With some smart TVs, no. For example some Vizio TVs require you to install the Vizio app on your phone (you must allow location tracking) and connect over WiFi before you can even finish the setup process.
Usually, but some won't let you finish set up without some internet access.
Even if you do keep it disconnected, there's no guarantee that a badly behaved update process or app won't interfere with the normal operation in some way.
I'm sure there do exist models that are perfectly fine in offline mode, but it's still a lot of (very opaque) room for things to go wrong in ways that a "dumb" display won't have.
But, even then it can be annoying. If I happen to press on the smart key on my remote, by mistake, the TV then takes ages to check that indeed there is no connection, with a large and unescapable message dialog.
It’s been my belief for a while now that there’s a market for premium dumb TVs. They would:
- Use high end best binned panels (lowest possible image retention for OLED, etc)
- Traditional LCD models would have very high standards for backlight consistency
- Do little to no image processing
- Be designed around being hooked up to external media boxes
- Have a nice modern OSD text
- Allow you to use your phone as a remote via Bluetooth (and control other media center components via IR cables and HDMI commands)
- Not have any means of internet connection or any other smart functionality whatsoever
Effectively, they’d be to TVs as studio monitor headphones are to audio. Enthusiasts would jump all over something like this despite inflated prices, I have no doubt.
> Effectively, they’d be to TVs as studio monitor headphones are to audio. Enthusiasts would jump all over something like this despite inflated prices, I have no doubt.
This exists, for the most part, but is prohibitively expensive. Sony's Trimaster EL OLED range for instance. Why it is so expensive, (compared to consumer OLED TVs) I don't know.
the reason the premium consumer market doesn't sell dumb TVs is that it would wring all of the profits out of selling TVs. consumer electronics companies want to be seen as "adding value" on top of the display. if they don't, then manufacturers can just go direct to consumer, cutting them out of the value chain and redirecting profits to the manufacturers (and some to consumers in the form of lower prices).
if they priced dumb TVs higher than their smart TVs, it would signal the negative value of the "smarts" in the TV, so they don't want to do that.
so none of the electronics manufacturers really want to sell dumb TVs to the mass market, since it would be akin to committing corporate suicide (in that particular product category).
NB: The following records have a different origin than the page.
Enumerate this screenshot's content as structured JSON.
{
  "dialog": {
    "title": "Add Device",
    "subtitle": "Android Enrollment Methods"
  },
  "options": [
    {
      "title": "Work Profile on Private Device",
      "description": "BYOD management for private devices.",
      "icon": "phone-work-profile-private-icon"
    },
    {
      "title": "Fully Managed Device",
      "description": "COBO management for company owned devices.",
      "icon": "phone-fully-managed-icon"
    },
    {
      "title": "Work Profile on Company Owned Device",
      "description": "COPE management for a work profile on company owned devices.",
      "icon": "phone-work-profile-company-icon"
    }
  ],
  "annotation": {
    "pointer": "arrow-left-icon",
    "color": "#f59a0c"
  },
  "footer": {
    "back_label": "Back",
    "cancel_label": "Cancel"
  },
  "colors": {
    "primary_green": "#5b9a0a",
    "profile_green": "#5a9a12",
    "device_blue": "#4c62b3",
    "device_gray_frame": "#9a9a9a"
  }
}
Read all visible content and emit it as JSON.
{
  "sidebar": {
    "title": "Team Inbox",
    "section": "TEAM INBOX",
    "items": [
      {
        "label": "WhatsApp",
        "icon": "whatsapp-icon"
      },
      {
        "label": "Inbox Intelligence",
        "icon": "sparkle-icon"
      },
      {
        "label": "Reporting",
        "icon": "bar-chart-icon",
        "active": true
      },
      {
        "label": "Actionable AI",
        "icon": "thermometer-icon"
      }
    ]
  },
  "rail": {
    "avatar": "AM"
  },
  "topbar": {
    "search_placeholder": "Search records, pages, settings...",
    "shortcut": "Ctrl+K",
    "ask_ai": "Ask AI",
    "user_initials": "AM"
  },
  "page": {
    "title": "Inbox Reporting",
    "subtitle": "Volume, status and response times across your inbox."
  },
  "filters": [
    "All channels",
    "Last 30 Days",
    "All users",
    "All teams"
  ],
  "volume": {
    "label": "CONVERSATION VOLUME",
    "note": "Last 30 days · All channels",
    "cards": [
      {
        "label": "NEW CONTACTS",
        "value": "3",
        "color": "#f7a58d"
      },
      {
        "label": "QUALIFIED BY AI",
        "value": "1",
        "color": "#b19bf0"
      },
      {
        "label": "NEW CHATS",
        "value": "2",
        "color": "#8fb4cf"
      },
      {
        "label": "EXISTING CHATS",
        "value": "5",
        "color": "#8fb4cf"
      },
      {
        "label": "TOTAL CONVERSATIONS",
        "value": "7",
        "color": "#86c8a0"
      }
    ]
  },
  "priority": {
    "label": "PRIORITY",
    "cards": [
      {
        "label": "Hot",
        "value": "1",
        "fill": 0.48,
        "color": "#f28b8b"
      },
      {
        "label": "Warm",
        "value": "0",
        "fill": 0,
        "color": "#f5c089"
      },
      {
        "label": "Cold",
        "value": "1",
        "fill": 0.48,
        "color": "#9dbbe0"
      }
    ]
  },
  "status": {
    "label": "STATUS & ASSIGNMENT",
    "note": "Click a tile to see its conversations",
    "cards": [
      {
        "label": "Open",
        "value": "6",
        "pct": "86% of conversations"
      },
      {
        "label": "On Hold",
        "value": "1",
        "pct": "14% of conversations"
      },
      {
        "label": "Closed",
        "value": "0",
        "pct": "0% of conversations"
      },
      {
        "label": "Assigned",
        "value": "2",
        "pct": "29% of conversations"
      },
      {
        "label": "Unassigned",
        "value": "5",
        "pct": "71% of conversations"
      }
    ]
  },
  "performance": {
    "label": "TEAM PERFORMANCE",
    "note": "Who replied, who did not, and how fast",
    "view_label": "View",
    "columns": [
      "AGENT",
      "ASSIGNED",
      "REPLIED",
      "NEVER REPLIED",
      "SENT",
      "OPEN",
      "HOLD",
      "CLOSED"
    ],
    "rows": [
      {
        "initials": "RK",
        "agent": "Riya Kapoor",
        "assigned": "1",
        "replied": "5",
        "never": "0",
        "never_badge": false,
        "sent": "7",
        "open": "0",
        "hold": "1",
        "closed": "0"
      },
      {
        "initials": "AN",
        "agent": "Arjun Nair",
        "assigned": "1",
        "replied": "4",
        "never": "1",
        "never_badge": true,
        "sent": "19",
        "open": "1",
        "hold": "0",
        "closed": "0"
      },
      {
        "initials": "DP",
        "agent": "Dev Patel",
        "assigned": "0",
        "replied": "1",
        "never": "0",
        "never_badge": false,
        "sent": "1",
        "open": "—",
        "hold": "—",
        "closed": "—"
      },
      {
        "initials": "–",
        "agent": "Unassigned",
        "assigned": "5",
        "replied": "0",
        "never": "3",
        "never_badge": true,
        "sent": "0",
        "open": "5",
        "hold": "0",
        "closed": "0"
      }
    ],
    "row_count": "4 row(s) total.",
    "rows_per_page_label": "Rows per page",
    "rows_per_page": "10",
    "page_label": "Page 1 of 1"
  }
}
of course one way around this is to brand a technical feature (as with sony's trinitron back in the day) and make that carry the value premium in the dumb TV, which would be how you'd approach the enthusiast segment you mention.
Visio had a line of TVs that we're almost this - they had no TV tuner, minimum UI, a tiny simple remote and just a Chromecast built in. After I had mine for a year it got an automatic update giving it a horrible smart TV UI and they forced you to order a new remote. It's such a shame because it was pretty much perfect for me before this happened, and now they've lost me as a future customer.
I bought an LG TV recently, the only "smart" thing about it is Google Cast is baked in, which I think is acceptable. The only reason I want a dumb TV is to hook up an apple tv / google cast / computer running airserver.
While there are a few TVs like that out there, I'm always worried they might pull what Visio did and essentially put their own stupid UI on top much later [0].
Samsung’s TVs are the best in the game, it’s ashame that they are “noisy”. No matter how much I try to disable leaky software features, there’s always something I miss: I had a roommate ask if he could connect to my TV because he could see it broadcasting a signal to Samsung phones =(
It doesn’t matter, the best quality is firmly in the hands of the LG oled TVs.
And if I buy a tv I buy it for the image quality, certainly not for the remote.
Why on earth does a TV need denoising built-in? I've noticed this trend—when I rarely visit electronic stores—where all the display models have huge vibrant screens, but whatever they show on them is always oversaturated, sharpened, and in general overprocessed. On top of that, when I visit some people's houses, they have everything setup completely wrong: stretching the picture to avoid letterboxing, upscaling from a lower resolution signal (acceptable depending on your distance, but better to have an HD signal for an HD TV), motion interpolation, and so much more. What ever happened to a television naively playing what it was given? Why does everyone want a neon prickly picture and assume they know better than the people who mastered the content? I know some will say "personal preference", but there's no accounting for taste and settings like these can ruin something carefully crafted. Lastly, to get back to denoising, noise is actually detail, stop removing it (and you'll almost never have it in modern stuff, mostly just old films—where it's part of the actual negative). This trend extends to photography as well, with editors not knowing when to ease off the saturation (the greens would hurt your eyes IRL) and contrast sliders, which might explain public perception or expectation.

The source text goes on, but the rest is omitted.